A great application of complexity theory to management.

This book is not about magic bullets. No slogans or easy fixes for managers in business. This is a book about the realities of business.There are books out there that discuss complexity theory well but management poorly, and there are also books that discuss management well but complexity theory poorly. This book is an exception in the field because it does a very nice job of discussing both. It is the blend of these two topics that makes it a nice read and a change of pace from other management reading. The book combines some very useful insights with examples that resonate with business people. It tries to explain how some disparate companies in different industries share some characteristics, and how those characteristics define their competitive success.I do have to warn, though, it is not an altogether light read. Although it has light moments, such as decriptions of cool companies, the guts can be dense. The core of the book is based on extensive and serious academic research, and that is evident. This is a serious book for people who want to think about management problems where the solutions are not simple or obvious.
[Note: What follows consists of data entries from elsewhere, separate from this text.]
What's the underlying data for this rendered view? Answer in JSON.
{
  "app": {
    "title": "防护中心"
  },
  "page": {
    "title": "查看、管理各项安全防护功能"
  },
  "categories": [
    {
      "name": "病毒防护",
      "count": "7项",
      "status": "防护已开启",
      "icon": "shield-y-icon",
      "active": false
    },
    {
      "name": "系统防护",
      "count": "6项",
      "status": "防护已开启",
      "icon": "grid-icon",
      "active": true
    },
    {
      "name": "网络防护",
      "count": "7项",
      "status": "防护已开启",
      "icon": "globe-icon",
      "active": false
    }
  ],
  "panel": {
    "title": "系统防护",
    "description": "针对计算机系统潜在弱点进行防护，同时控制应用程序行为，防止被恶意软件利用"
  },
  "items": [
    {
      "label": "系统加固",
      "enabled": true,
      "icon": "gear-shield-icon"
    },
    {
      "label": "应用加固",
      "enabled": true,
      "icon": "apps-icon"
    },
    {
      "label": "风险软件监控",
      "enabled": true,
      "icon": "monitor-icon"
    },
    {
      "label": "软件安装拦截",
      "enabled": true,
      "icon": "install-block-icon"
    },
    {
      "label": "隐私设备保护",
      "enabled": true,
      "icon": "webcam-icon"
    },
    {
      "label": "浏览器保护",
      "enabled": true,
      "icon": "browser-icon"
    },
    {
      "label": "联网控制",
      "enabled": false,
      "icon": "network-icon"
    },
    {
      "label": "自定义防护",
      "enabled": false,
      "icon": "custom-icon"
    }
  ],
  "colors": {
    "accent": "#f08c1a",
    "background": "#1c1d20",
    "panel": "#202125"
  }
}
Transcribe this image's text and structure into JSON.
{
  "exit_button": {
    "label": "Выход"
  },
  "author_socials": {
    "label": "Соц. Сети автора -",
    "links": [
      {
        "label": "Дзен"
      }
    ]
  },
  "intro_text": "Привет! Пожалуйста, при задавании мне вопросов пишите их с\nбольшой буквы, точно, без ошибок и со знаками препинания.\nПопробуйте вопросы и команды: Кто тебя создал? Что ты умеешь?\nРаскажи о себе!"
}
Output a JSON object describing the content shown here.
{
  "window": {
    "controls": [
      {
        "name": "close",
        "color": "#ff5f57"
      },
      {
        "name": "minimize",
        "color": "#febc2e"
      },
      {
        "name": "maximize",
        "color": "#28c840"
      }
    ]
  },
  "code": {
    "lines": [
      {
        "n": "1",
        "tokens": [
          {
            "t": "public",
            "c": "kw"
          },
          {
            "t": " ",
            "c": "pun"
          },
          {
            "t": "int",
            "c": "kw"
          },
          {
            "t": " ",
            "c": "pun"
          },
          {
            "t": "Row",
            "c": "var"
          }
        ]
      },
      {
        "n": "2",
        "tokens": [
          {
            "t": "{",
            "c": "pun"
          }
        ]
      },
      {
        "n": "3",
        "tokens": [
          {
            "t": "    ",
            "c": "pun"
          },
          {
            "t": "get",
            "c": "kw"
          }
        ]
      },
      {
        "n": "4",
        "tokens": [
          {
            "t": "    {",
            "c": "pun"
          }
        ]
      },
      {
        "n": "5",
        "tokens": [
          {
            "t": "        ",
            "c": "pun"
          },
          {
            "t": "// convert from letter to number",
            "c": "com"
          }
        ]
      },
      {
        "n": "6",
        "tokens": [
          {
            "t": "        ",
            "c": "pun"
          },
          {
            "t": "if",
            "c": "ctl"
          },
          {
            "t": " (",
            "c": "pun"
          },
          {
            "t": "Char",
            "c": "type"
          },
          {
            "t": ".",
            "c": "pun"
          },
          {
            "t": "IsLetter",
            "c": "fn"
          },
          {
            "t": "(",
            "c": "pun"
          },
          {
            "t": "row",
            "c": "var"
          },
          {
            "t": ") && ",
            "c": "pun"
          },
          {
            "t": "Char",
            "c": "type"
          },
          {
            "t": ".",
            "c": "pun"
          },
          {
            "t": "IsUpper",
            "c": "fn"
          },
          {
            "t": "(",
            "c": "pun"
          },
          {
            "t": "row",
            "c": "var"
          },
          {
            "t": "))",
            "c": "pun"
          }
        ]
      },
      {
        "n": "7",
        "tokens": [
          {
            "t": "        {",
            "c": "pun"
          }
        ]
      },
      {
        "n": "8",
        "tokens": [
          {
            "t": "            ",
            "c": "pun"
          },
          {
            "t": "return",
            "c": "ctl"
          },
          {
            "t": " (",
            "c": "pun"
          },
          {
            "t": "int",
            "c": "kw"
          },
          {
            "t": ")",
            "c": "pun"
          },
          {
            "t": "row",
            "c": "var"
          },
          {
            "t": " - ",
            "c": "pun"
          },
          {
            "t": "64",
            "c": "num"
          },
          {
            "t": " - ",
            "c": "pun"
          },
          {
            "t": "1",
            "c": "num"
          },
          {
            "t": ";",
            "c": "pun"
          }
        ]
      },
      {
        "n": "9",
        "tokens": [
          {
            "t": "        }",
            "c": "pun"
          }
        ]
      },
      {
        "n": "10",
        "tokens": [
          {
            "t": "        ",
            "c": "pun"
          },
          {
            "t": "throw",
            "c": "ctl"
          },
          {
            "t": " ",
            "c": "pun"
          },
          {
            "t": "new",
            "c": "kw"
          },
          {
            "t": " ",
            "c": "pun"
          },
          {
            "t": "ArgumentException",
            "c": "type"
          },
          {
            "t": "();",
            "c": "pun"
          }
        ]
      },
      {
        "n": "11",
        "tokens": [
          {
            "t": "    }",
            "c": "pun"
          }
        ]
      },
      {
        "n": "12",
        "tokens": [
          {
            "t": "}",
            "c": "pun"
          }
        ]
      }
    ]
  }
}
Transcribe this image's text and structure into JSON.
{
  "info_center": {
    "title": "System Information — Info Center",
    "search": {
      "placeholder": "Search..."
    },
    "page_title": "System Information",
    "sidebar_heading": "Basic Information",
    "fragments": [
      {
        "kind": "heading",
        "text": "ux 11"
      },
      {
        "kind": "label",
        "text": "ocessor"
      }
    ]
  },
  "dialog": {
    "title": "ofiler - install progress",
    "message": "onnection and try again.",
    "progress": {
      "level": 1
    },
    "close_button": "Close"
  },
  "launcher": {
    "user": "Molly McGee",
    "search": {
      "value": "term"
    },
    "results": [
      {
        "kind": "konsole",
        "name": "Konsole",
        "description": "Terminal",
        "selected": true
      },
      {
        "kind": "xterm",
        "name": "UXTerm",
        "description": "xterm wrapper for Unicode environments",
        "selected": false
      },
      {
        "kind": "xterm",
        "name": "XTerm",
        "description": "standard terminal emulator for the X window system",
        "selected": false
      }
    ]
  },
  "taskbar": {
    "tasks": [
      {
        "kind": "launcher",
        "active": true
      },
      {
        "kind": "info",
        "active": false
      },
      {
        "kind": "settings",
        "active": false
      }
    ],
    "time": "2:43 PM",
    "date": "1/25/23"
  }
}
Required reading for strategic managers.+

Andersen Consulting recently completed a study of the worldwide electronics systems industry. One of the key results reported in this study was that those companies that followed traditional approaches to strategy, collaboration, organization, and business processes (as currently taught in most MBA programs and espoused by some consultants), had decreased chances for success compared to those firms whose managers followed innovative approaches to strategic thinking and action. While some details of the innovative approaches were provided in the report, there was no unifying framework to aid managers and researchers in putting the findings in context-nor was there any basis for generalizing the findings to other industries. Competing on the Edge provides such a framework as well as the basis for extension to a wide variety of industries. This book should be required reading for anyone who manages, does business with, invests in, or regulates--or plans to do so--firms in fast-moving environments. The authors identify three key concepts to managing change on a continuous basis: managing on the edge of chaos, managing on the edge of time and time pacing. Each of these concepts is illustrated via the identification and explication of a series of "traps" that, should the managers fall in, result in their companies becoming non-competitors in their industries. The traps are, in turn, detailed by references to a set of disguised studies that form the underpinning for concepts, and brought to life by reference to reinterpreted information about a variety of organizations that have appeared in the business and popular press. One aspect of the book that managers, especially, should appreciate-for Brown and Eisenhardt strategic management does not mean strategy formulation alone; it also includes implementation The book is eminently readable, with a scattering of side-bar boxes containing specific information on concepts raised in the text. The examples employed are nothing short of innovative--when is the last time you saw a management book that used the ecology of a prairie, caribou hunting and the Tour de France to illustrate points about strategy? Competing on the Edge is an excellent way to acquaint practicing managers as well as students in MBA programs with the latest concepts for managing organizations in situations where rapid change is the norm. It will certainly be required reading for my graduate course on Strategic Analysis for High Technology Industries.